しかし法務部は‘処罰空白を防ぐ’として代わりの立法を急いでいる。法務部関係者は「憲法裁判所の決定趣旨を尊重し処罰範囲に厳格な制限を置く方向で改正案を用意するだろう」としながら「戦争とテロ危険などに対する虚偽事実をまき散らし、その危険性が明白に存在する場合だけを処罰するよう明文化する方針」と話した。法務部は刑法改正の中にこういう内容を盛り込み今月中に立法予告する予定だ。
だが、法務部の慎重な態度にもかかわらず、代わりの立法案の違憲論難が鎮まりはしないものと見られる。憲法裁判所は違憲決定を下しながら「どんな表現行為を制限するのかに対する判断は人の価値観と倫理観により大きく変わらざるを得ない」と明らかにした。特に憲法裁判所はイ・ガングク所長などが参加した補充意見で「憲法21条、表現の自由が保護する対象には‘虚偽の事実’も含む」として「表現や情報の価値・害悪性有無を国家が一次的に裁ってはならず、市民社会の自己校正に任せなければならない」と強調した。

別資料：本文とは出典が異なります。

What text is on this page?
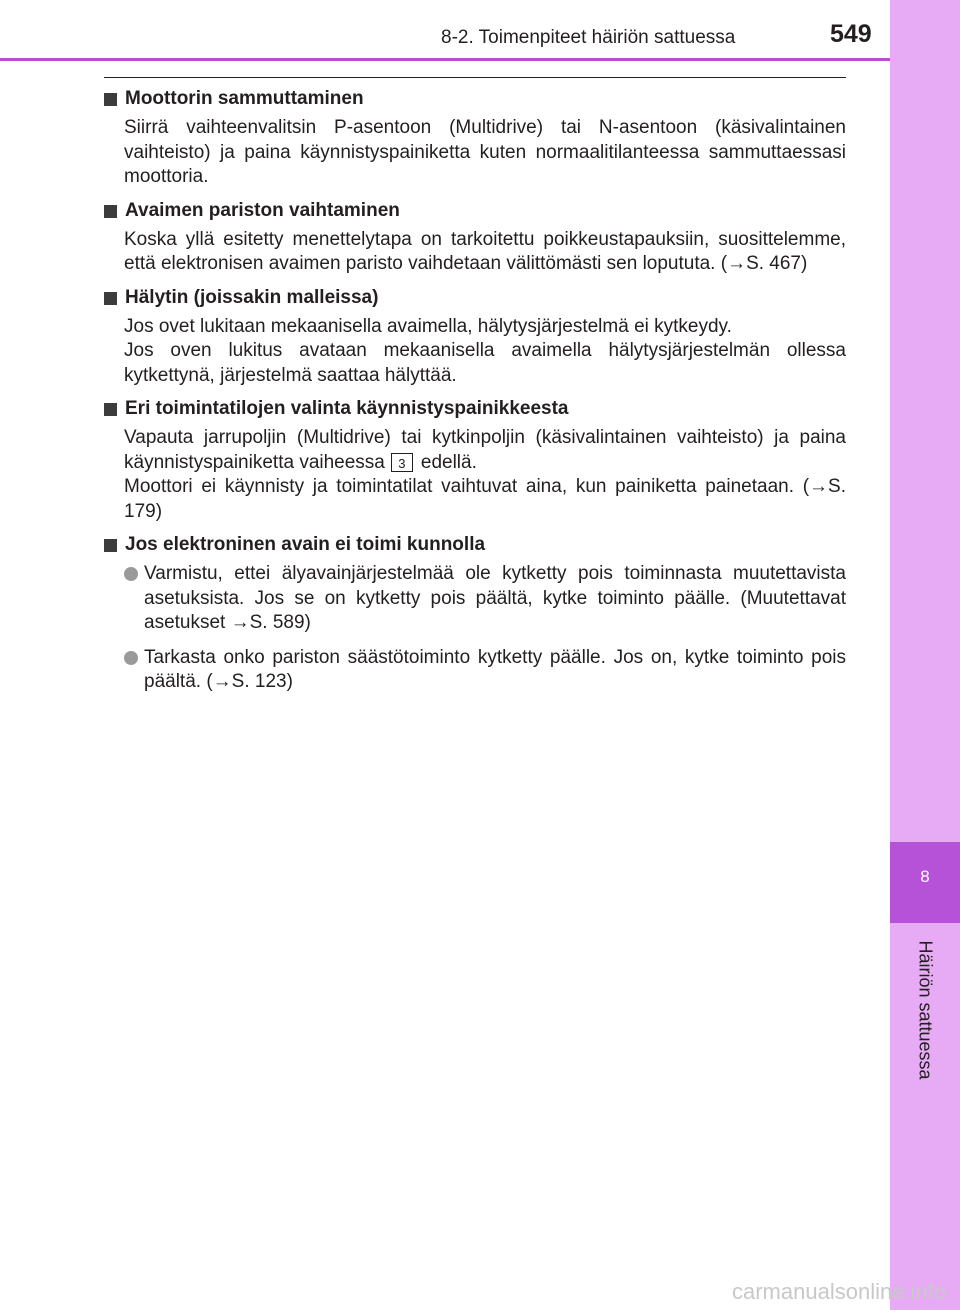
8-2. Toimenpiteet häiriön sattuessa	549
8
Häiriön sattuessa
Moottorin sammuttaminen

Siirrä vaihteenvalitsin P-asentoon (Multidrive) tai N-asentoon (käsivalintainen vaihteisto) ja paina käynnistyspainiketta kuten normaalitilanteessa sammuttaessasi moottoria.

Avaimen pariston vaihtaminen

Koska yllä esitetty menettelytapa on tarkoitettu poikkeustapauksiin, suosittelemme, että elektronisen avaimen paristo vaihdetaan välittömästi sen lopututa. (→S. 467)

Hälytin (joissakin malleissa)

Jos ovet lukitaan mekaanisella avaimella, hälytysjärjestelmä ei kytkeydy.
Jos oven lukitus avataan mekaanisella avaimella hälytysjärjestelmän ollessa kytkettynä, järjestelmä saattaa hälyttää.

Eri toimintatilojen valinta käynnistyspainikkeesta

Vapauta jarrupoljin (Multidrive) tai kytkinpoljin (käsivalintainen vaihteisto) ja paina käynnistyspainiketta vaiheessa 3 edellä.
Moottori ei käynnisty ja toimintatilat vaihtuvat aina, kun painiketta painetaan. (→S. 179)

Jos elektroninen avain ei toimi kunnolla
Varmistu, ettei älyavainjärjestelmää ole kytketty pois toiminnasta muutettavista asetuksista. Jos se on kytketty pois päältä, kytke toiminto päälle. (Muutettavat asetukset →S. 589)
Tarkasta onko pariston säästötoiminto kytketty päälle. Jos on, kytke toiminto pois päältä. (→S. 123)
carmanualsonline.info
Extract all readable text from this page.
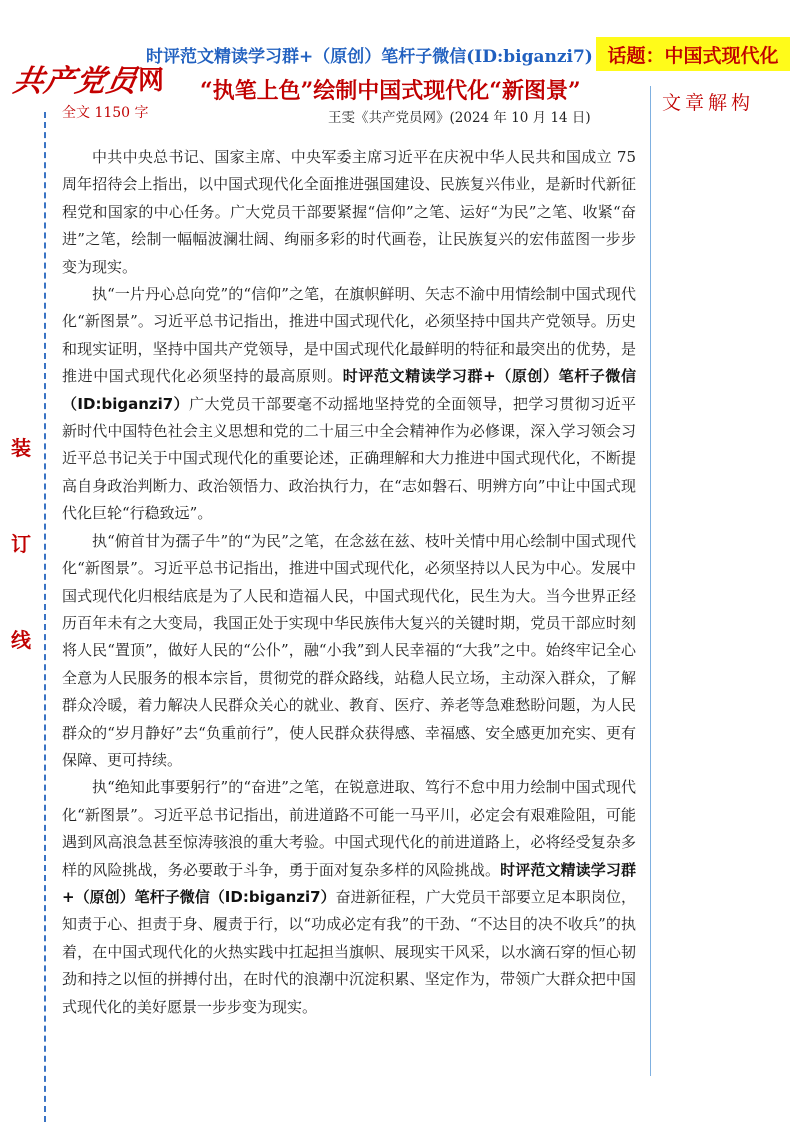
时评范文精读学习群+（原创）笔杆子微信(ID:biganzi7) 话题：中国式现代化
共产党员
网
全文 1150 字
“执笔上色”绘制中国式现代化“新图景”
王雯《共产党员网》(2024 年 10 月 14 日)
文章解构
装
订
线

中共中央总书记、国家主席、中央军委主席习近平在庆祝中华人民共和国成立 75 周年招待会上指出，以中国式现代化全面推进强国建设、民族复兴伟业，是新时代新征程党和国家的中心任务。广大党员干部要紧握“信仰”之笔、运好“为民”之笔、收紧“奋进”之笔，绘制一幅幅波澜壮阔、绚丽多彩的时代画卷，让民族复兴的宏伟蓝图一步步变为现实。

执“一片丹心总向党”的“信仰”之笔，在旗帜鲜明、矢志不渝中用情绘制中国式现代化“新图景”。习近平总书记指出，推进中国式现代化，必须坚持中国共产党领导。历史和现实证明，坚持中国共产党领导，是中国式现代化最鲜明的特征和最突出的优势，是推进中国式现代化必须坚持的最高原则。时评范文精读学习群+（原创）笔杆子微信（ID:biganzi7）广大党员干部要毫不动摇地坚持党的全面领导，把学习贯彻习近平新时代中国特色社会主义思想和党的二十届三中全会精神作为必修课，深入学习领会习近平总书记关于中国式现代化的重要论述，正确理解和大力推进中国式现代化，不断提高自身政治判断力、政治领悟力、政治执行力，在“志如磐石、明辨方向”中让中国式现代化巨轮“行稳致远”。

执“俯首甘为孺子牛”的“为民”之笔，在念兹在兹、枝叶关情中用心绘制中国式现代化“新图景”。习近平总书记指出，推进中国式现代化，必须坚持以人民为中心。发展中国式现代化归根结底是为了人民和造福人民，中国式现代化，民生为大。当今世界正经历百年未有之大变局，我国正处于实现中华民族伟大复兴的关键时期，党员干部应时刻将人民“置顶”，做好人民的“公仆”，融“小我”到人民幸福的“大我”之中。始终牢记全心全意为人民服务的根本宗旨，贯彻党的群众路线，站稳人民立场，主动深入群众，了解群众冷暖，着力解决人民群众关心的就业、教育、医疗、养老等急难愁盼问题，为人民群众的“岁月静好”去“负重前行”，使人民群众获得感、幸福感、安全感更加充实、更有保障、更可持续。

执“绝知此事要躬行”的“奋进”之笔，在锐意进取、笃行不怠中用力绘制中国式现代化“新图景”。习近平总书记指出，前进道路不可能一马平川，必定会有艰难险阻，可能遇到风高浪急甚至惊涛骇浪的重大考验。中国式现代化的前进道路上，必将经受复杂多样的风险挑战，务必要敢于斗争，勇于面对复杂多样的风险挑战。时评范文精读学习群+（原创）笔杆子微信（ID:biganzi7）奋进新征程，广大党员干部要立足本职岗位，知责于心、担责于身、履责于行，以“功成必定有我”的干劲、“不达目的决不收兵”的执着，在中国式现代化的火热实践中扛起担当旗帜、展现实干风采，以水滴石穿的恒心韧劲和持之以恒的拼搏付出，在时代的浪潮中沉淀积累、坚定作为，带领广大群众把中国式现代化的美好愿景一步步变为现实。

学界と市民社会でも法務部の代法の動きに対する強い反対世論が起きている。パク・ギョンシン高麗大法学専門大学院教授は「さらにアフリカのジンバブエでも虚偽事実流布罪は違憲判定が出て久しく」として「被害発生に対する漠然とした憂慮だけで表現の自由を侵害することは、これ以上確かめるまでもなく違憲」と主張した。